Let us, then, conclude, dear brethren, by remembering that our virtue must have its source in the heart, in order to be fruitful and pleasing to God. We must hide our good works. We should also be well on our guard so as to neglect nothing in the service of God; on the contrary, we should grow and increase in the knowledge and love of God. In this way the saints assured themselves of eternal bliss, the blessing which I wish you all. Amen.


My God, I give Thee heartfelt thanks for all the graces and all the light Thou hast conferred on me during this meditation. Pardon me all the negligence and the distractions of which I have been guilty, and give me strength to carry out the resolutions that I have made. Fortify me, that from henceforth I may diligently practise this virtue . . . avoid this fault . . . perform this action . . . to Thy honor. Help me to do this, sweet Virgin Mary; and if I ever forget my good resolutions, I entreat my Angel Guardian to recall them to my memory. Amen.


Of avoiding Rash Judgement.

O my God, I earnestly beseech Thee to impart to me some portion of Thy heavenly knowledge, and to grant me sufficient disinterestedness, humility, and charity, not to flatter myself, but to spare my neighbours, that I may never judge others, nor speak too much to my own advantage. Amen.–Thomas à Kempis–Imitation of Christ Bk I, Ch XIV prayer.

_______________________________________________Sacred Heart

July Devotion: The Precious Blood of Jesus

Virtues to practice: Simplicity, faith, liberty of spirit, cheerfulness

Prayers in honor of the Most Precious Blood of Jesus.

Most merciful Jesus, lover of souls! I pray Thee, by the agony of Thy most Sacred Heart, and by the sorrows of Thy Immaculate Mother, wash in Thy Blood the sinners of the whole world who are now in their agony, and who are to die this day. Amen.

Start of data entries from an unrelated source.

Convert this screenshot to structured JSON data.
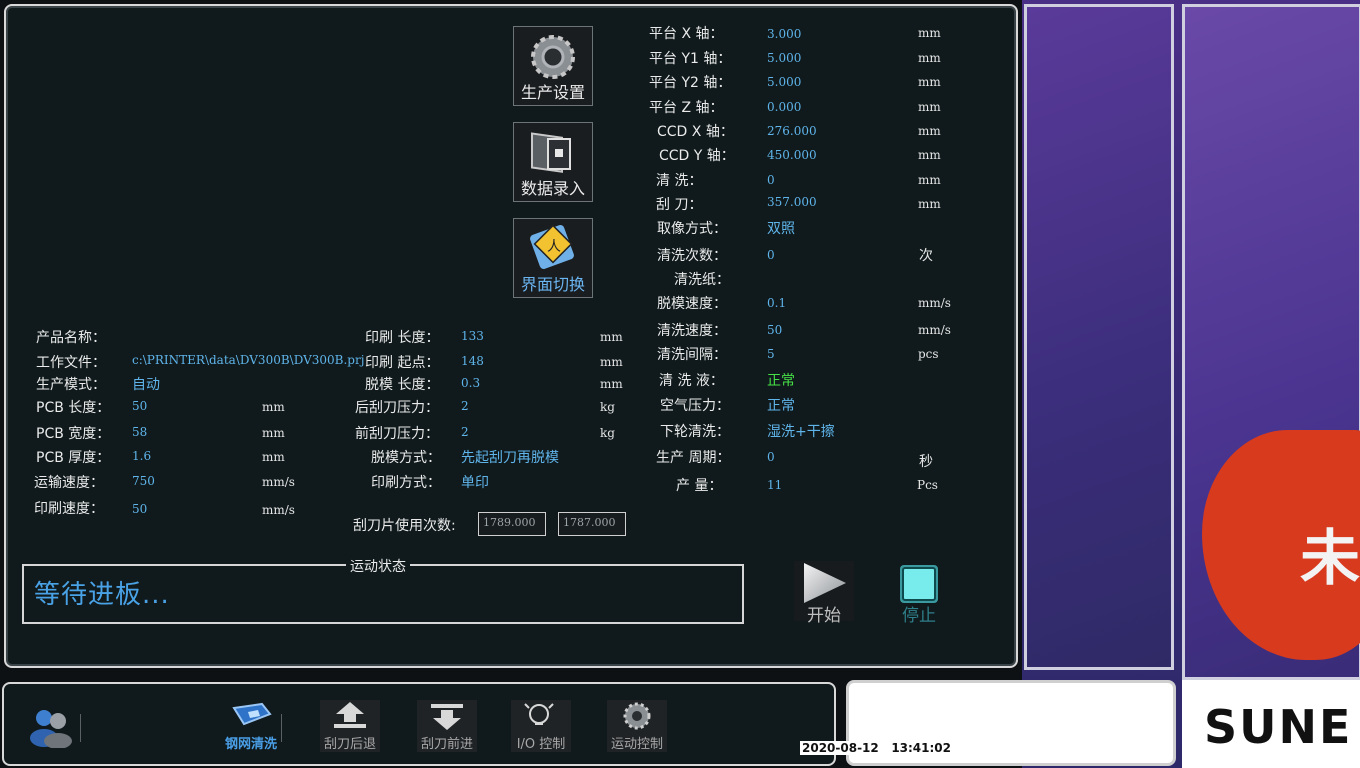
{
  "side_buttons": {
    "production_settings": "生产设置",
    "data_entry": "数据录入",
    "interface_switch": "界面切换"
  },
  "product": {
    "name_label": "产品名称：",
    "name_value": "",
    "file_label": "工作文件：",
    "file_value": "c:\\PRINTER\\data\\DV300B\\DV300B.prj",
    "mode_label": "生产模式：",
    "mode_value": "自动",
    "pcb_length_label": "PCB  长度：",
    "pcb_length_value": "50",
    "pcb_length_unit": "mm",
    "pcb_width_label": "PCB  宽度：",
    "pcb_width_value": "58",
    "pcb_width_unit": "mm",
    "pcb_thickness_label": "PCB  厚度：",
    "pcb_thickness_value": "1.6",
    "pcb_thickness_unit": "mm",
    "transport_speed_label": "运输速度：",
    "transport_speed_value": "750",
    "transport_speed_unit": "mm/s",
    "print_speed_label": "印刷速度：",
    "print_speed_value": "50",
    "print_speed_unit": "mm/s"
  },
  "print": {
    "length_label": "印刷  长度：",
    "length_value": "133",
    "length_unit": "mm",
    "start_label": "印刷  起点：",
    "start_value": "148",
    "start_unit": "mm",
    "demold_length_label": "脱模  长度：",
    "demold_length_value": "0.3",
    "demold_length_unit": "mm",
    "rear_pressure_label": "后刮刀压力：",
    "rear_pressure_value": "2",
    "rear_pressure_unit": "kg",
    "front_pressure_label": "前刮刀压力：",
    "front_pressure_value": "2",
    "front_pressure_unit": "kg",
    "demold_mode_label": "脱模方式：",
    "demold_mode_value": "先起刮刀再脱模",
    "print_mode_label": "印刷方式：",
    "print_mode_value": "单印",
    "blade_count_label": "刮刀片使用次数:",
    "blade_count_a": "1789.000",
    "blade_count_b": "1787.000"
  },
  "axes": {
    "x_label": "平台 X 轴：",
    "x_value": "3.000",
    "y1_label": "平台 Y1 轴：",
    "y1_value": "5.000",
    "y2_label": "平台 Y2 轴：",
    "y2_value": "5.000",
    "z_label": "平台 Z 轴：",
    "z_value": "0.000",
    "ccdx_label": "CCD X 轴：",
    "ccdx_value": "276.000",
    "ccdy_label": "CCD Y 轴：",
    "ccdy_value": "450.000",
    "clean_label": "清      洗：",
    "clean_value": "0",
    "blade_label": "刮      刀：",
    "blade_value": "357.000",
    "unit": "mm"
  },
  "status": {
    "capture_label": "取像方式：",
    "capture_value": "双照",
    "clean_count_label": "清洗次数：",
    "clean_count_value": "0",
    "clean_count_unit": "次",
    "clean_paper_label": "清洗纸：",
    "clean_paper_value": "",
    "demold_speed_label": "脱模速度：",
    "demold_speed_value": "0.1",
    "demold_speed_unit": "mm/s",
    "clean_speed_label": "清洗速度：",
    "clean_speed_value": "50",
    "clean_speed_unit": "mm/s",
    "clean_interval_label": "清洗间隔：",
    "clean_interval_value": "5",
    "clean_interval_unit": "pcs",
    "clean_fluid_label": "清  洗  液：",
    "clean_fluid_value": "正常",
    "air_pressure_label": "空气压力：",
    "air_pressure_value": "正常",
    "lower_clean_label": "下轮清洗：",
    "lower_clean_value": "湿洗+干擦",
    "cycle_label": "生产  周期：",
    "cycle_value": "0",
    "cycle_unit": "秒",
    "output_label": "产      量：",
    "output_value": "11",
    "output_unit": "Pcs"
  },
  "motion": {
    "legend": "运动状态",
    "text": "等待进板..."
  },
  "controls": {
    "start": "开始",
    "stop": "停止"
  },
  "toolbar": {
    "stencil_clean": "钢网清洗",
    "blade_back": "刮刀后退",
    "blade_forward": "刮刀前进",
    "io_control": "I/O 控制",
    "motion_control": "运动控制"
  },
  "footer": {
    "date": "2020-08-12",
    "time": "13:41:02",
    "brand": "SUNE"
  },
  "colors": {
    "value_blue": "#5fb4ea",
    "ok_green": "#46e046",
    "panel_bg": "#101a1c"
  }
}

Heart of Jesus, once in agony, pity the dying.

100 days indul.—Pius IX., Feb. 1850.

“May Thy Blood, shed for us, O Lord Jesus Christ, obtain for me the remission of all my sins, my negligences, my ignorance; may It strengthen, increase and preserve within me, Faith, Hope, Charity, Grace, and every virtue, may It bring me to everlasting life; may It deliver the souls of my parents and of all those for whom I am bound to pray.”

—St. Catharine of Sienna.

O blood of my crucified Jesus, dwell in my soul to purify it. O Blood of my crucified Jesus, dwell in my heart to inflame it. O Blood of my crucified Jesus, dwell in my mind to enlighten it. O Blood of my crucified Jesus, dwell in my thoughts to elevate them! O Blood of my crucified Jesus, dwell in my every action to sanctify them; in every power and faculty of my being, that all within me may exalt Thy might, proclaim Thy benefits and publish Thy mercies!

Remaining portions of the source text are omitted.